Lithium Australia ASX LIT recycling breakthrough recovering lithium from spent batteries phosphate
Lithium Australia has used proprietary technology to recover 99% pure lithium phosphate from spent batteries.

In a huge battery recycling milestone, Lithium Australia (ASX: LIT) has successfully recovered critical metals from spent lithium-ion batteries including lithium phosphate, nickel and cobalt.

In conjunction with the Australian Nuclear Science and Technology Organisation (ANSTO), Lithium Australia has used it proprietary refining technology to generate 99% pure lithium phosphate, with lithium recoveries exceeding 85%.

Meanwhile, nickel and cobalt recoveries are estimated at 90%, with internal modelling revealing a concentrate suitable as feed for conventional processing.

During the trial, Lithium Australia’s partner Envirostream Australia Pty Ltd collected, shredded and separated spent batteries to create a mixed metal dust.

ANSTO then processed the dust to recover lithium phosphate, which was further refined using proprietary technology.
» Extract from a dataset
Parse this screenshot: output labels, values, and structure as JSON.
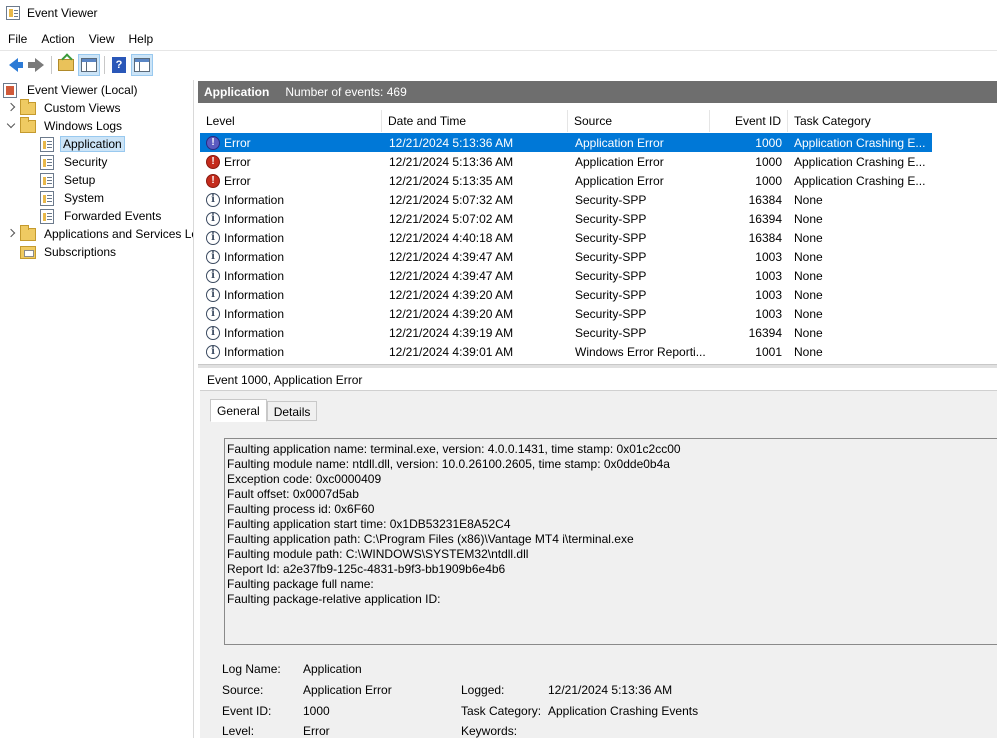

The refined lithium phosphate has been shipped to Lithium Australia’s wholly-owned VSPC pilot plant in Brisbane where it will converted into lithium-ferro-phosphate and tested in coin cell lithium-ion batteries produced at the plant.

“Successfully recovering a precursor of such high purity for the production of new lithium-ion batteries from material otherwise destined for landfill is a huge step forward for the battery industry,” Lithium Australia managing director Adrian Griffin said.

“Lithium Australia, together with its partner Envirostream Australia, is investigating the commercial potential of this breakthrough,” he added.

Advancing the process

In addition to its lithium-ferro-phosphate material, Lithium Australia has undertaken commercial evaluation of generating a nickel and cobalt concentrate from spent batteries for re-use in new ones.

The company anticipates this is viable revenue stream with the advantage of providing ethically sourced cobalt.

“Right now, we’re in discussion with consumers of lithium, nickel and cobalt – both within Australia and overseas – and we see huge potential for a local battery recycling industry,” Mr Griffin said.

Other advantages to Lithium Australia’s recycling technology include promoting a sustainable lithium-ion battery industry.

Instead of being consigned to landfill, critical materials are extracted from spent batteries and reused – providing an ethical, local and stable battery material supply.

Additionally, Lithium Australia’s process for converting unconventional feedstock into a battery grade lithium material eliminates the need for current costly and energy-intensive processes that are currently used to produce lithium carbonate and lithium hydroxide chemicals.